Мне хотелось зажать уши и бежать вон! На какое-то время мне удалось уходить из палаты, но спастись от страшных проповедей совсем шанса не было. Неравнодушная блюстительница закона божьего замолкала только во время сна или приёма пищи. Моя голова гудела и готова была вот-вот взорваться!

Много ещё нового я узнала от праведной пациентки, в том числе, и об особенностях мужского организма, о которых я даже никогда и не подозревала раньше. Конечно, будучи девочкой, выросшей в строгой семье, я всё-таки знала про сексуальные отношения между мужчиной и женщиной, но никогда до конца не рисовала суть процесса в своём воображении. И в пятнадцать лет, вот так, совершенно неожиданно, в чужом месте, от чужого человека я услышала запретное, неизвестное до этого слово «эрекция». Я была шокирована до глубины души и почему-то, необъяснимо для себя, напугана.

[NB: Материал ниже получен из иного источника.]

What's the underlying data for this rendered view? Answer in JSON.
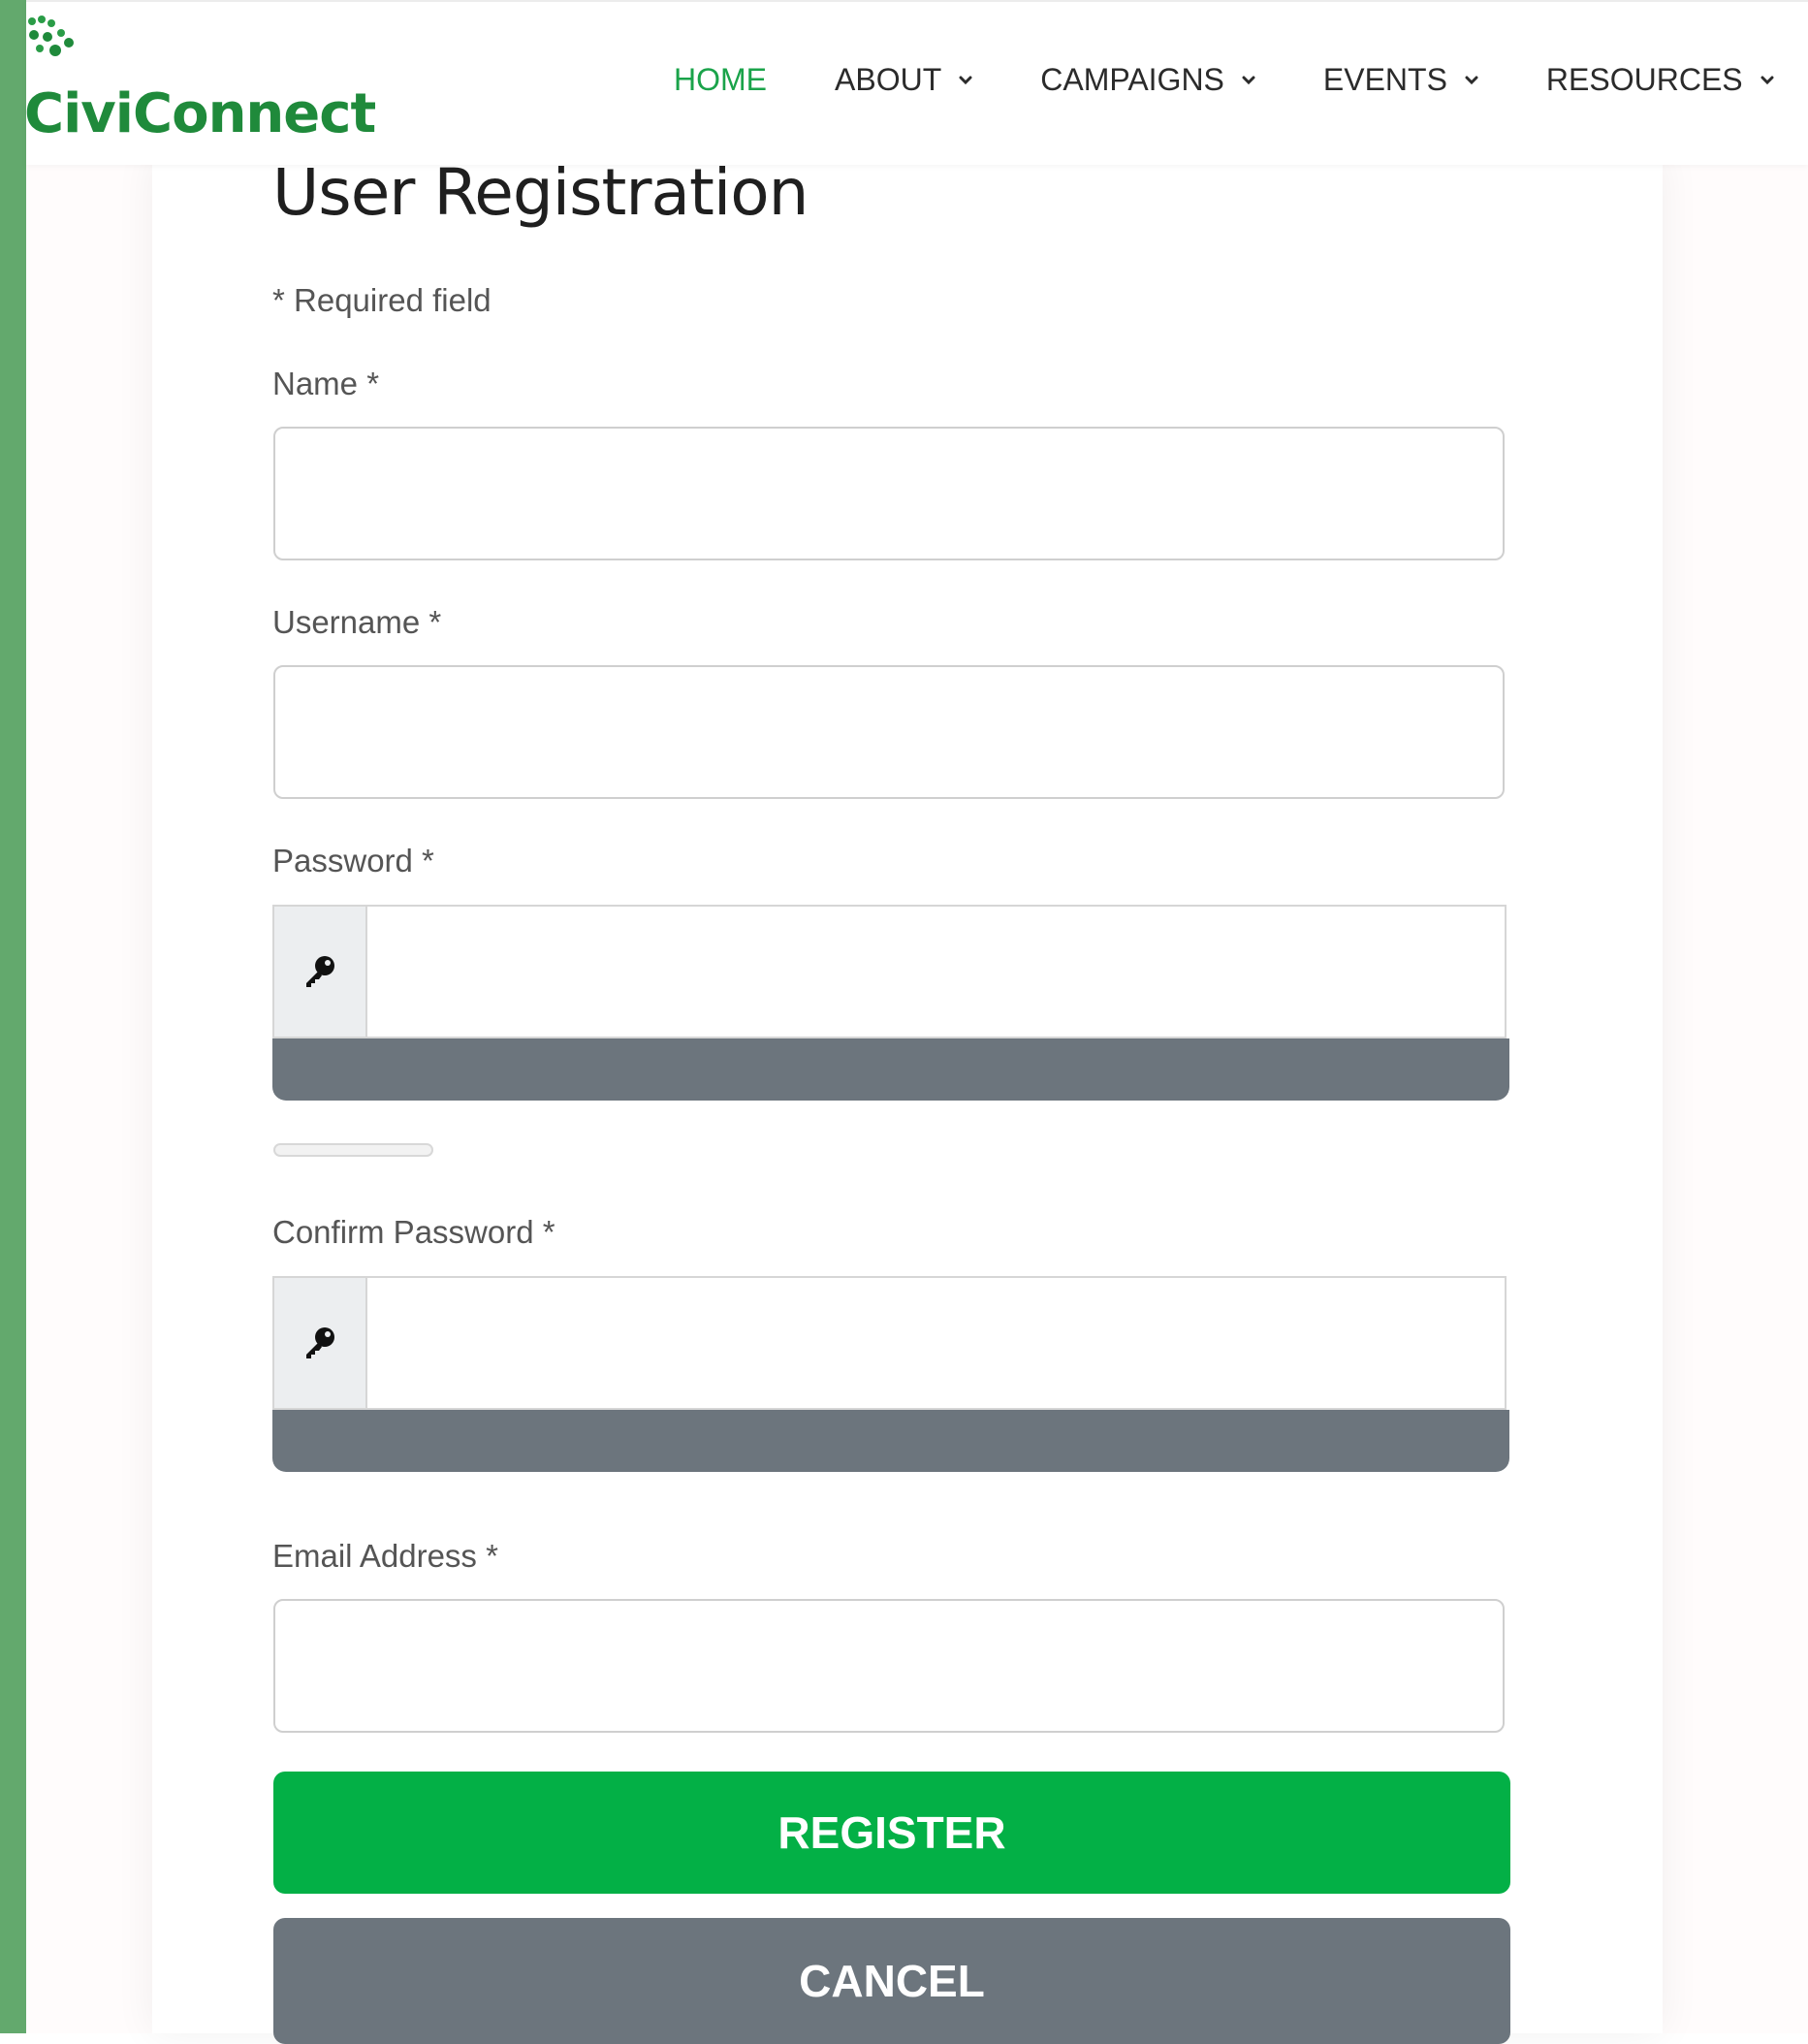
{
  "brand": {
    "name": "CiviConnect",
    "accent_color": "#1aa34a"
  },
  "nav": {
    "items": [
      {
        "label": "HOME",
        "active": true,
        "has_dropdown": false
      },
      {
        "label": "ABOUT",
        "active": false,
        "has_dropdown": true
      },
      {
        "label": "CAMPAIGNS",
        "active": false,
        "has_dropdown": true
      },
      {
        "label": "EVENTS",
        "active": false,
        "has_dropdown": true
      },
      {
        "label": "RESOURCES",
        "active": false,
        "has_dropdown": true
      }
    ]
  },
  "form": {
    "title": "User Registration",
    "required_note": "* Required field",
    "fields": {
      "name": {
        "label": "Name *",
        "value": ""
      },
      "username": {
        "label": "Username *",
        "value": ""
      },
      "password": {
        "label": "Password *",
        "value": "",
        "icon": "key-icon"
      },
      "confirm_password": {
        "label": "Confirm Password *",
        "value": "",
        "icon": "key-icon"
      },
      "email": {
        "label": "Email Address *",
        "value": ""
      }
    },
    "register_label": "REGISTER",
    "cancel_label": "CANCEL",
    "register_color": "#03b046",
    "cancel_color": "#6c757d"
  }
}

Ещё одна история травмировала меня на долгие годы вперёд ужасным знанием о человеческом горе и слепой, безумной, ничем не оправданной жестокости. Праведница, не смиряя своего религиозного пыла, разразилась новой проповедью в один послеобеденный час, предостерегая всех и, наверное, меня особенно, от злой и коварной мужской природы. История, которую я хотела бы забыть и никогда не знать вообще, была трагедией, в которой сын, чтобы отомстить отцу, во сне отстригшему ему длинные волосы, и тем самым опозорившему юношу перед дворовыми друзьями, на следующий день убил свою мать. Это был занавес, финал, безмолвная пустота, когда смолкали все звуки и внутри всё умирало. Картины ужасного насилия и злобы этой истории ещё долго преследовали меня своими видениями, и было невозможно вырвать, вычеркнуть их из своей памяти.

Что ещё, большее, чем это, я могла бы ожидать от полоумной больной?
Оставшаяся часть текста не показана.